Shape from Shading (SfS) ist ein klassisches Problem des Maschinensehens. Das Ziel von Shape from Shading ist es, die Tiefe einer Oberfläche eines einzelnen Bildes zu berechnen, indem die Oberflächennormalen so positioniert werden, dass die berechnete, zurückgeworfene Helligkeit an jedem Punkt mit der Helligkeit übereinstimmt, die die Kamera aufgezeichnet hat. In perspektivischem Shape from Shading wird angenommen, dass das Bild von einer Stecknadellochkamera aufgenommen wurde. Prados und Faugeras haben das Problem als partielle Differentialgleichung (partial differential equation, PDE) modelliert. PDE-basierte Ansätze für SfS sind sehr unzuverlässig, wenn das Bild verrauscht ist. Sie haben außerdem nicht die Fähigkeit, Bereiche zu füllen, in denen auf dem Bild keine Helligkeitsinformation verfügbar ist. Variationsansätze haben einen Glattheitsterm, der the fehlenden Informationen auffüllen und eine glatte Oberfläche selbst dann erstellen kann, wenn das Eingabebild verrauscht ist.
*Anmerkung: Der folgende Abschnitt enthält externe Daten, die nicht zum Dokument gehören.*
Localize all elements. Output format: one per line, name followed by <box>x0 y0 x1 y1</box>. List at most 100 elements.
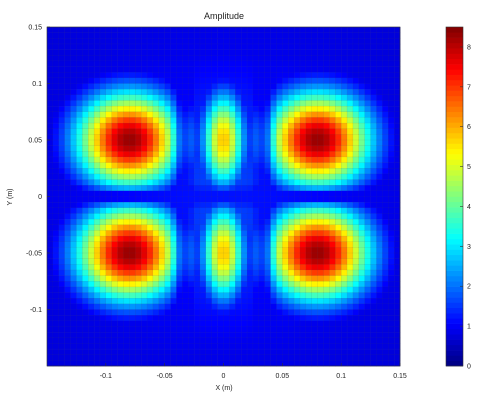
heatmap-cell <box>52 179 60 186</box>
heatmap-cell <box>193 331 201 339</box>
heatmap-cell <box>93 77 101 84</box>
heatmap-cell <box>182 303 189 310</box>
heatmap-cell <box>305 43 313 51</box>
heatmap-cell <box>246 235 254 243</box>
colorbar-segment <box>446 159 463 166</box>
heatmap-cell <box>341 218 348 226</box>
heatmap-cell <box>205 117 213 124</box>
heatmap-cell <box>123 326 130 333</box>
heatmap-cell <box>258 145 266 152</box>
heatmap-cell <box>105 111 113 118</box>
heatmap-cell <box>299 185 307 192</box>
heatmap-cell <box>364 207 372 214</box>
heatmap-cell <box>199 55 207 62</box>
heatmap-cell <box>305 32 313 39</box>
heatmap-cell <box>146 122 154 130</box>
heatmap-cell <box>58 162 66 169</box>
heatmap-cell <box>346 55 354 62</box>
heatmap-cell <box>129 60 136 68</box>
heatmap-cell <box>270 320 277 327</box>
heatmap-cell <box>223 139 230 147</box>
heatmap-cell <box>270 77 277 84</box>
heatmap-cell <box>276 281 283 288</box>
heatmap-cell <box>229 343 236 350</box>
heatmap-cell <box>176 309 183 316</box>
heatmap-cell <box>211 348 219 356</box>
heatmap-cell <box>229 196 236 203</box>
heatmap-cell <box>188 230 195 237</box>
heatmap-cell <box>376 286 383 293</box>
heatmap-cell <box>246 331 254 339</box>
heatmap-cell <box>188 26 195 34</box>
heatmap-cell <box>252 343 260 350</box>
heatmap-cell <box>217 38 224 45</box>
heatmap-cell <box>88 100 95 107</box>
heatmap-cell <box>152 100 160 107</box>
heatmap-cell <box>111 275 119 282</box>
heatmap-cell <box>182 207 189 214</box>
heatmap-cell <box>264 252 272 260</box>
heatmap-cell <box>246 162 254 169</box>
heatmap-cell <box>246 94 254 101</box>
heatmap-cell <box>346 343 354 350</box>
heatmap-cell <box>164 111 171 118</box>
heatmap-cell <box>293 314 301 322</box>
heatmap-cell <box>388 83 395 90</box>
heatmap-cell <box>235 94 242 101</box>
colorbar-segment <box>446 297 463 303</box>
heatmap-cell <box>193 185 201 192</box>
heatmap-cell <box>376 303 383 310</box>
heatmap-cell <box>105 162 113 169</box>
heatmap-cell <box>99 145 107 152</box>
heatmap-cell <box>188 38 195 45</box>
heatmap-cell <box>240 218 248 226</box>
heatmap-cell <box>246 320 254 327</box>
heatmap-cell <box>311 264 319 271</box>
heatmap-cell <box>176 55 183 62</box>
heatmap-cell <box>270 281 277 288</box>
heatmap-cell <box>364 269 372 277</box>
heatmap-cell <box>164 298 171 305</box>
heatmap-cell <box>282 292 289 299</box>
heatmap-cell <box>382 83 389 90</box>
heatmap-cell <box>288 111 295 118</box>
heatmap-cell <box>299 298 307 305</box>
heatmap-cell <box>352 292 360 299</box>
heatmap-cell <box>393 49 401 56</box>
heatmap-cell <box>370 139 377 147</box>
heatmap-cell <box>170 269 177 277</box>
heatmap-cell <box>146 348 154 356</box>
heatmap-cell <box>199 134 207 141</box>
heatmap-cell <box>358 66 366 73</box>
heatmap-cell <box>70 26 77 34</box>
heatmap-cell <box>76 190 83 197</box>
heatmap-cell <box>323 354 330 361</box>
heatmap-cell <box>140 32 148 39</box>
heatmap-cell <box>46 201 54 209</box>
heatmap-cell <box>305 218 313 226</box>
heatmap-cell <box>352 303 360 310</box>
heatmap-cell <box>211 168 219 175</box>
heatmap-cell <box>358 173 366 180</box>
heatmap-cell <box>152 72 160 79</box>
heatmap-cell <box>235 122 242 130</box>
heatmap-cell <box>388 331 395 339</box>
heatmap-cell <box>288 173 295 180</box>
heatmap-cell <box>293 38 301 45</box>
heatmap-cell <box>64 264 71 271</box>
heatmap-cell <box>246 49 254 56</box>
heatmap-cell <box>70 275 77 282</box>
heatmap-cell <box>329 286 336 293</box>
heatmap-cell <box>170 348 177 356</box>
x-axis-label: X (m) <box>215 385 232 392</box>
heatmap-cell <box>199 292 207 299</box>
heatmap-cell <box>211 105 219 113</box>
heatmap-cell <box>364 331 372 339</box>
heatmap-cell <box>205 218 213 226</box>
heatmap-cell <box>346 43 354 51</box>
heatmap-cell <box>240 32 248 39</box>
heatmap-cell <box>46 128 54 135</box>
heatmap-cell <box>205 331 213 339</box>
heatmap-cell <box>99 55 107 62</box>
Die direkte Variationsmethode von Ju et al. benutzt eine umparametrisierte Version des Models von Prados und Faugeras als Datenterm und eine Regularisierung der Frobeniusnorm der Hesse-Marix als Glattheitsterm. Diese Ausarbeitung testet den Einfluss eines anderen Glattheitsterms erster Ordnung: Minimaloberflächen-Regularisierung. Dieser Regularisierer wurde von Graber et al. als Glattheitsterm für Stereo-Rekonstruktion formuliert. Wegen seinen formbasierten Eigenschaften passt er als Glattheitsterm zu Shape from Shading. Diese Ausarbeitung untersucht, wie dieser Glattheitsterm zu dem Datenterm von Ju et al. passt. Experimente zeigen, dass die Ergebnisse dieser Methode ziemlich gut sind; jedoch nicht so gut, wie Ergebnisse von Ju et al.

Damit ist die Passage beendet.